PGA of America CEO Pete Bevacqua in a video released to its 28,000 members on Wednesday said that the organization has been "conducting studies for the last four years on whether to move the PGA Championship from August to May." Bevacqua said that he will "meet with his executive board later this month at Sunriver in Oregon, the site of the PGA Club Pro Championship, to give more of an update." He "repeated the motivation for moving the PGA, to avoid conflicts every four years with Olympic golf" (FLORIDA TIMES-UNION, 6/8).

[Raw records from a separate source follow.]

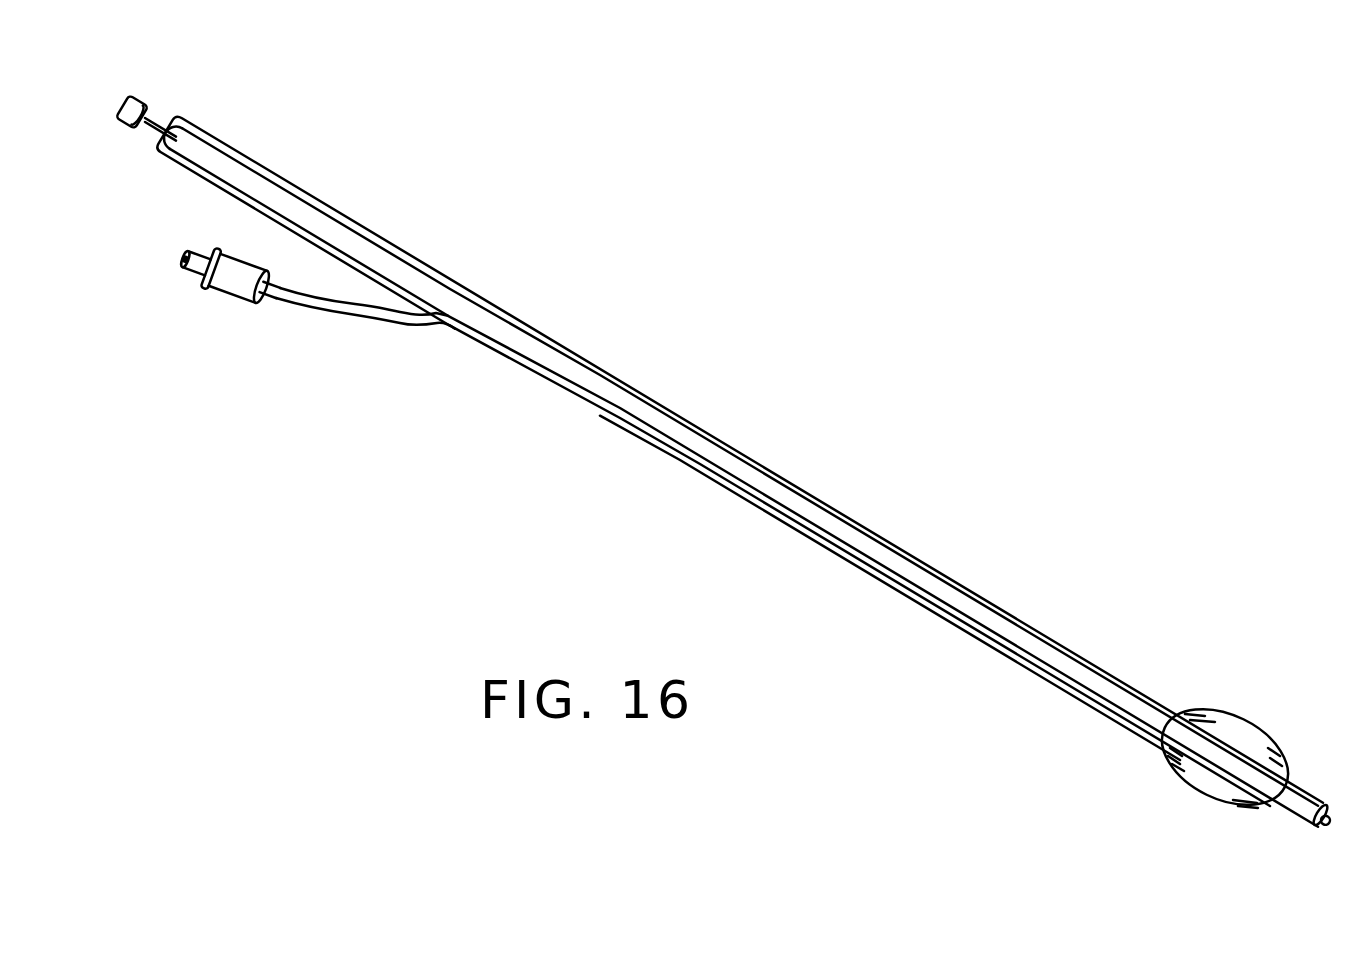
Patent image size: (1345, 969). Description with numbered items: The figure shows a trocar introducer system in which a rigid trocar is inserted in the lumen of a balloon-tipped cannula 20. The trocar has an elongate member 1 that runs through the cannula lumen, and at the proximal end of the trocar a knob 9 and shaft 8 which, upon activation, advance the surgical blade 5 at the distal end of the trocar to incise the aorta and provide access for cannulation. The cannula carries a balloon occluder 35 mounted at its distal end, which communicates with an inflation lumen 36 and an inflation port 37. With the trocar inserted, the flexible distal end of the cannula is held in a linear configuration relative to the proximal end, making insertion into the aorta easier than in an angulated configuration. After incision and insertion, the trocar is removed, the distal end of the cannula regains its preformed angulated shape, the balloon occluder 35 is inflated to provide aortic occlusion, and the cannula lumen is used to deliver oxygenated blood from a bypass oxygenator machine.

The elongate member 1 is at (860, 538).
The surgical blade 5 is at (1327, 826).
The shaft 8 is at (150, 128).
The knob 9 is at (139, 101).
The cannula 20 is at (745, 457).
The balloon occluder 35 is at (1238, 724).
The inflation lumen 36 is at (906, 592).
The inflation port 37 is at (230, 300).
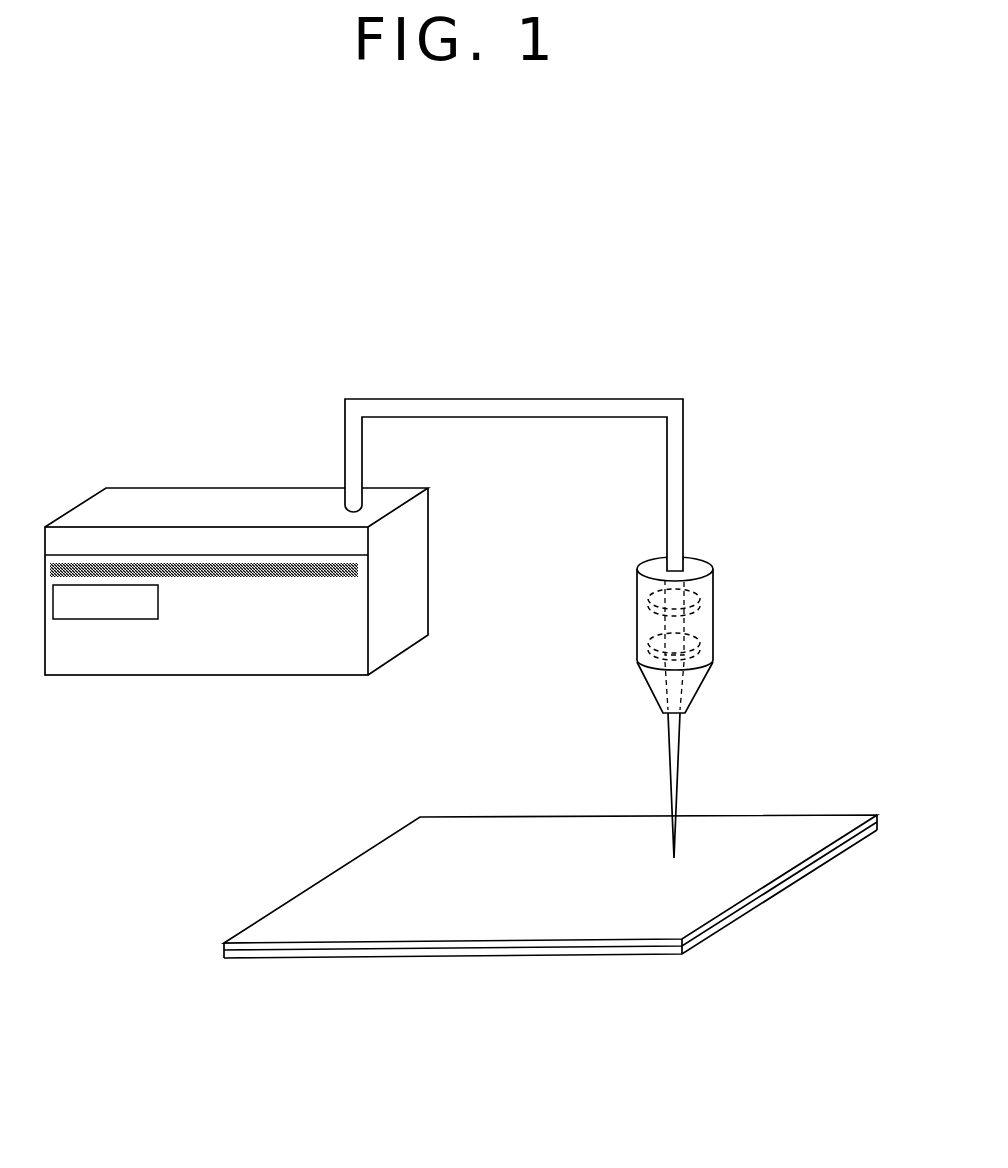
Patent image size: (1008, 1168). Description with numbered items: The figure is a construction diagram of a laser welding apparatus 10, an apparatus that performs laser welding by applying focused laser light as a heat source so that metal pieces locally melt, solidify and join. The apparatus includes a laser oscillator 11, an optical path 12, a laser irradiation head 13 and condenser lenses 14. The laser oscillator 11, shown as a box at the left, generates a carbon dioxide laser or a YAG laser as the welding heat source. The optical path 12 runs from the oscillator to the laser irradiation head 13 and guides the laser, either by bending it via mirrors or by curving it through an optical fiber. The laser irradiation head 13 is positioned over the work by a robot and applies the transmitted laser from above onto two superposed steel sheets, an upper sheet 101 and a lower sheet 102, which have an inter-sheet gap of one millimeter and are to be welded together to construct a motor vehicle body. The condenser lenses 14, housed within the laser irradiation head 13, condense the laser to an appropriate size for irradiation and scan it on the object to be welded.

The laser welding apparatus 10 is at (696, 232).
The laser oscillator 11 is at (143, 508).
The optical path 12 is at (672, 418).
The laser irradiation head 13 is at (713, 593).
The condenser lenses 14 is at (640, 603).
The upper sheet 101 is at (224, 947).
The lower sheet 102 is at (224, 955).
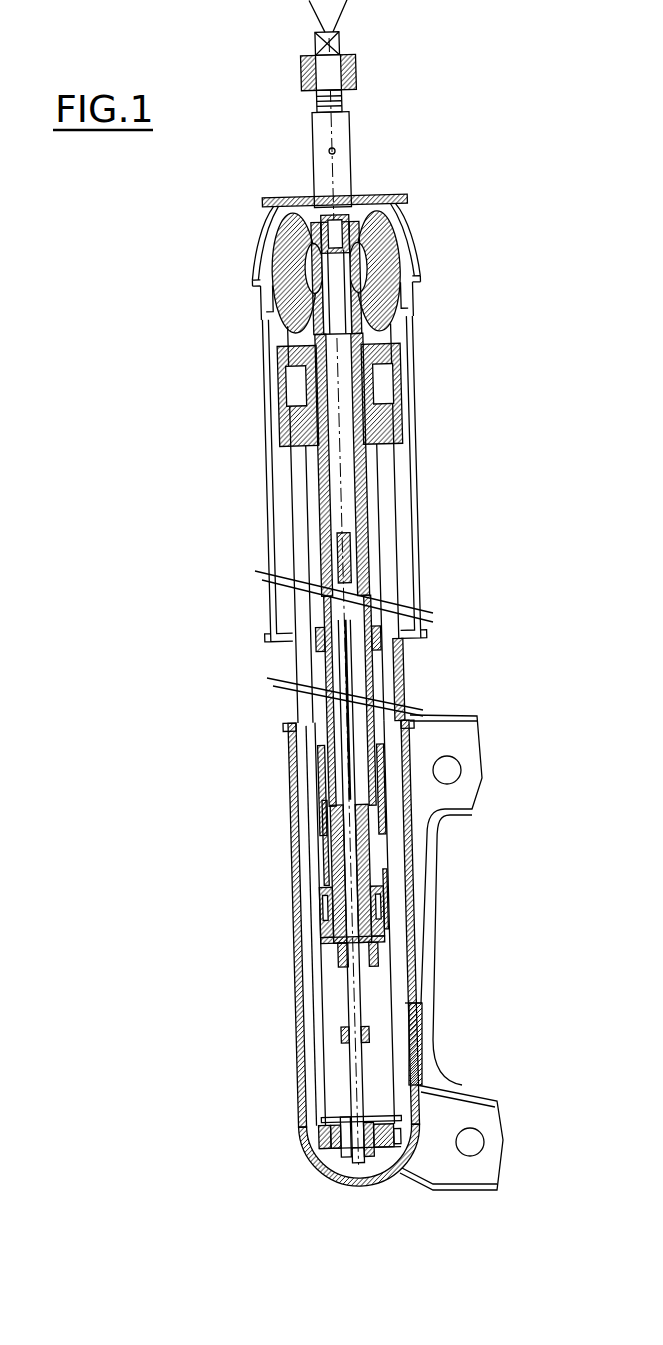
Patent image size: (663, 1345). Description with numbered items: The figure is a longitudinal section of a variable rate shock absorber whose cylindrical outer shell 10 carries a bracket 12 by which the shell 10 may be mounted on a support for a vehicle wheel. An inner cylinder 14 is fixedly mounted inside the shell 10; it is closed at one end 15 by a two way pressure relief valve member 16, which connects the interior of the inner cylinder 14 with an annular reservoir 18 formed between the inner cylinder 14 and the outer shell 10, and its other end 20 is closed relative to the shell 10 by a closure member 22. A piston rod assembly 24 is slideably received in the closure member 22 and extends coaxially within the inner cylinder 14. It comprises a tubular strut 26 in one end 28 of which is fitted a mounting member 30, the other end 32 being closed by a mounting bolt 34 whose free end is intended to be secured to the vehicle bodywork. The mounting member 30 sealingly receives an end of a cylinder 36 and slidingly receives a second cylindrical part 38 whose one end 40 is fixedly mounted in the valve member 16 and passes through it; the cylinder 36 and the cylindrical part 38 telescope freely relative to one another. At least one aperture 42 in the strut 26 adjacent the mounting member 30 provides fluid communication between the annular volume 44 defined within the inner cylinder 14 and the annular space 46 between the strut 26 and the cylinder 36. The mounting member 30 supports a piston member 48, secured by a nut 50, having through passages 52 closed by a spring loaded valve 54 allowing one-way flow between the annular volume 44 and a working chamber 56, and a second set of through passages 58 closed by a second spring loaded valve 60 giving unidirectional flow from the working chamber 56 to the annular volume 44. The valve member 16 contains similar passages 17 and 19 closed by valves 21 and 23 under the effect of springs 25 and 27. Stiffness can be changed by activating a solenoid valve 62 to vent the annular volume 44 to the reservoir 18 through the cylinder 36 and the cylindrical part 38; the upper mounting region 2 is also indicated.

FAR EASTERN CONFERENCE? NBA 2K esports league Managing Dir Brendan Donohue said that the league has "no plans at this time to expand" its upcoming esports venture into the Chinese market. Donohue: "The NBA is not actively planning a separate esports league in China" (ESPN.com, 6/8). NBA China CEO David Shoemaker had said that the league is "looking into launching" a separate esports league for China in a "bid to tap into the world's second largest economy." He said that the NBA is "considering either a separate" esports league in China or "including Chinese teams in the U.S." (CNBC.com, 6/7).